Por Rangel Alves
da Costa*
Disposta ao
trabalho não tinha igual, amigueira que só, prestativa a qualquer um, uma
presença para o que desse e viesse, assim ela era conhecida sertões adentro.
Contudo, sua característica maior, porém não do conhecimento de todos, era sua
sibiteza. Não há sibiteza igual à daquela muié, dizia um. Muié sibite da gota,
confirmava outro.
Sempre estava
disposta a pegar em cabo de enxada, de foice ou facão. No quesito trabalho,
para garantir o pão não havia qualquer rejeição. Era avistada revirando a
terra, plantando, colhendo, debulhando milho e feijão. Lavava roupa no
ribeirão, chiqueirava gado, subia em jumento e alazão. Passava com lata d’água
na cabeça, revirava a noite ao redor do tacho de cocada. Tinha de ser assim
para sustentar a casa.
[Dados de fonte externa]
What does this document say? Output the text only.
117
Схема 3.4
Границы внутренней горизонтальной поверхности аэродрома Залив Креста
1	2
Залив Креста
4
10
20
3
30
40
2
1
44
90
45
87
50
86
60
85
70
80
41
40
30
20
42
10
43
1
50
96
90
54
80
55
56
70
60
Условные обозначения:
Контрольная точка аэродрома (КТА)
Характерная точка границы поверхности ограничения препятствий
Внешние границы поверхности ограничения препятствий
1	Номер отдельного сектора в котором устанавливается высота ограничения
Possuía marido, mas era como se nada tivesse.
Ainda moço,
porém se dizendo adoentado de tudo, o marido era um verdadeiro imprestável,
segundo ela mesma dizia. Não trabalhava porque se dizia cheio de dores por todo
lugar. Bastava levantar da rede e caminhar meio palmo já começava a reclamar de
dor nas pernas, no joelho, no espinhaço. Aliás, sua vida era ficar estendido
numa rede pitando cigarro de palha. Nem pra morrer logo esse fi da gota presta,
dizia ela abertamente. E de vez em quando dizia que preguiça ainda haveria de
matar um fi da peste. Ele ouvia e nada dizia, apenas inventava uma dor para
gemer.
Certa feita,
após deixar o prato feito no fogão e saído para coivarar um roçado adiante, ela
retornou do meio do caminho e surpreendeu o marido ouvindo forró no rádio de pilha
e dançando sozinho. Óia o fi da peste do doente como tá, só farta mermo se
rebolar. Ele me paga, disse a si mesma enquanto olhava pela fresta da porta dos
fundos. Ela já gostava de festança, de forró em sala de reboco, de tomar
relepada de aguardente, mas foi daí em diante que resolveu se esbaldar.
Quando a boca
da noite chegava, ela botava por cima um vestido florado de chita, se enchia de
perfume de feira e, empozada e de boca vermelha, olhava em direção à rede e
dizia ao marido que ia pro forró e não sabia a hora que chegava. Quase todo dia
assim. O marido só faltava endoidar, mas preguiçoso como era e decidido a não
bater prego sequer em barra de sabão, simplesmente silenciava. Nada podia
fazer, pois era ela que mantinha a casa de tudo.
Quando ela
chegava nas redondezas do forró pé-de-serra, então o mundo começava a revirar.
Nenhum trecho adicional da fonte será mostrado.